Soviet Intervention in Afghanistan Prolonged Life of USSR and Shouldn’t have Been Ended in 1989, Veteran Says


Paul Goble

            Staunton, December 25 – Forty years ago today, Moscow sent its military forces into Afghanistan to support the pro-Soviet regime there. That intervention lasted for ten years until Mikhail Gorbachev withdrew the troops. Many believe the war helped bring about the end of the USSR, but some argue it helped keep it survive as long as it did.

            One of them is Sergey Skripal, a Stavropol writer who served in Afghanistan in 1980 and who wrote a popular book about his experiences, Kontinent. He argues that the intervention was fully justified and helped the Soviet Union continue to exist at a time when it was threatened by many things (apost.media/news/armiya/afganets-esli-by-ne-vveli-voyska-sssr-ne-stalo-by-gorazdo-ranshe/).

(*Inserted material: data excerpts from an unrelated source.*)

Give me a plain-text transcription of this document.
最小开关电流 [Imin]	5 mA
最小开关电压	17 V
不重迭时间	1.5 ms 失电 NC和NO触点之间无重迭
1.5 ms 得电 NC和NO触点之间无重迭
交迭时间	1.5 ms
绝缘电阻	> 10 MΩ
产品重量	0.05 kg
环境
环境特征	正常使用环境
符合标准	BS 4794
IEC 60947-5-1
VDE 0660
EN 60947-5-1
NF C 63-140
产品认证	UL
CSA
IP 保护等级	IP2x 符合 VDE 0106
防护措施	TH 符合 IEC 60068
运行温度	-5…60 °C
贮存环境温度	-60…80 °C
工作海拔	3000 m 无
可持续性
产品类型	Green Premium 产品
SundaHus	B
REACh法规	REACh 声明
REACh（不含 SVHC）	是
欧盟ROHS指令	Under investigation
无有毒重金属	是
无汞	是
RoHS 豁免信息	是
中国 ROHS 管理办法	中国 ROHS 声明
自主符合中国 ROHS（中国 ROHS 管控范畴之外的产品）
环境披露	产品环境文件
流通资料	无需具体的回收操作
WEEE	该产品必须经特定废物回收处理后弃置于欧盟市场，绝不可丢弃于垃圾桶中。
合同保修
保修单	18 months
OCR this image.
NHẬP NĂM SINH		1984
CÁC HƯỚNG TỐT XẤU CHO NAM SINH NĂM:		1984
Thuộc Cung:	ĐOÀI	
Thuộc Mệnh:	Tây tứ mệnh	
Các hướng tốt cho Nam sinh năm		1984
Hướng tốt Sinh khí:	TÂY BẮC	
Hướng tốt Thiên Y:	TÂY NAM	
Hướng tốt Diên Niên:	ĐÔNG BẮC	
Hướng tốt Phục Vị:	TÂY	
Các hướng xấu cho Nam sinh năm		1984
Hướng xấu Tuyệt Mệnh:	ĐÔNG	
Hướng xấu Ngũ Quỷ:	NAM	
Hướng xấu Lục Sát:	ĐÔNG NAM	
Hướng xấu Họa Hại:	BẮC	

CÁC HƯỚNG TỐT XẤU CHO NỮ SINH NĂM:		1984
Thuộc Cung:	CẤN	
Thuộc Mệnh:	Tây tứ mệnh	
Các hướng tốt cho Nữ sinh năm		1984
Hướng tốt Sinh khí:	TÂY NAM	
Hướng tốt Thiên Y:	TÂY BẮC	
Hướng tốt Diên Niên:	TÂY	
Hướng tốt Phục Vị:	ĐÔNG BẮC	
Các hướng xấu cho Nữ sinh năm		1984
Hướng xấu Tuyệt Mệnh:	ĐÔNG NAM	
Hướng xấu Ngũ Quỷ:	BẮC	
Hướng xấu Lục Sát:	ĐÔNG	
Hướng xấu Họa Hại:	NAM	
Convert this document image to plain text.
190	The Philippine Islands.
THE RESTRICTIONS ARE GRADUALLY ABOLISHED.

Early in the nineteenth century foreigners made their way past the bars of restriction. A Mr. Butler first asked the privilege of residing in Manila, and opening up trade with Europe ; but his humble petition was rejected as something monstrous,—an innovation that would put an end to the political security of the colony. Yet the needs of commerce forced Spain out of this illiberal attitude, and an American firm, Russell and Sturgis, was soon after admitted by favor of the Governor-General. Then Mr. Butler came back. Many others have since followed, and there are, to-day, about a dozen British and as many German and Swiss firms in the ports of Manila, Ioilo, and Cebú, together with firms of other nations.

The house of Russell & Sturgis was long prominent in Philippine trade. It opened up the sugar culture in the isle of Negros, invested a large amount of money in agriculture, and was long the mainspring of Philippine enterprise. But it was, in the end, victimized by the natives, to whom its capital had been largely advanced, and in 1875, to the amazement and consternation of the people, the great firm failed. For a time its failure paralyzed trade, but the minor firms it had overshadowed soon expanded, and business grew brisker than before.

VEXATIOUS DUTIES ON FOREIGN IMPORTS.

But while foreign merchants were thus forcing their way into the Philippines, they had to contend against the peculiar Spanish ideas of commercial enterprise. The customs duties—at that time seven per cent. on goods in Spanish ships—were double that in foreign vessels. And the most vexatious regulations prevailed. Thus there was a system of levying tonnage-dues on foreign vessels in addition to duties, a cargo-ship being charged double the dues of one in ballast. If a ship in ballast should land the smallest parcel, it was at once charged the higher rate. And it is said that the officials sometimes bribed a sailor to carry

            Moreover, he says, had Moscow not sent in troops in 1979, the Soviet Union would have ceased to exist even before 1991. Had Gorbachev not pulled them in 1989, Skripal argues, “the USSR would have lasted longer.”            

            On the one hand, of course, these are the arguments of a veteran of that conflict, a man who obviously has a great deal invested in that conflict and is angry at the many who argue either that the war or the end of it contributed more to the demise of the USSR than did any other factor.

            But on the other, Skripal’s position reflects a far larger problem among many Russians, a tendency on their part to believe that a single action or a single individual could and in this case did lead to its disintegration and demise. Those who believe that implicitly if not explicitly believe their country lacks the links that hold other countries together regardless of events.

            And that belief in a single cause helps to explain why they are prepared to support the most authoritarian rulers, confident that only by doing so can their country and nation survive. Vladimir Putin has been exploiting this sense for the past two decades – even though appears unaware that it reflects a profound national weakness rather than a real national strength.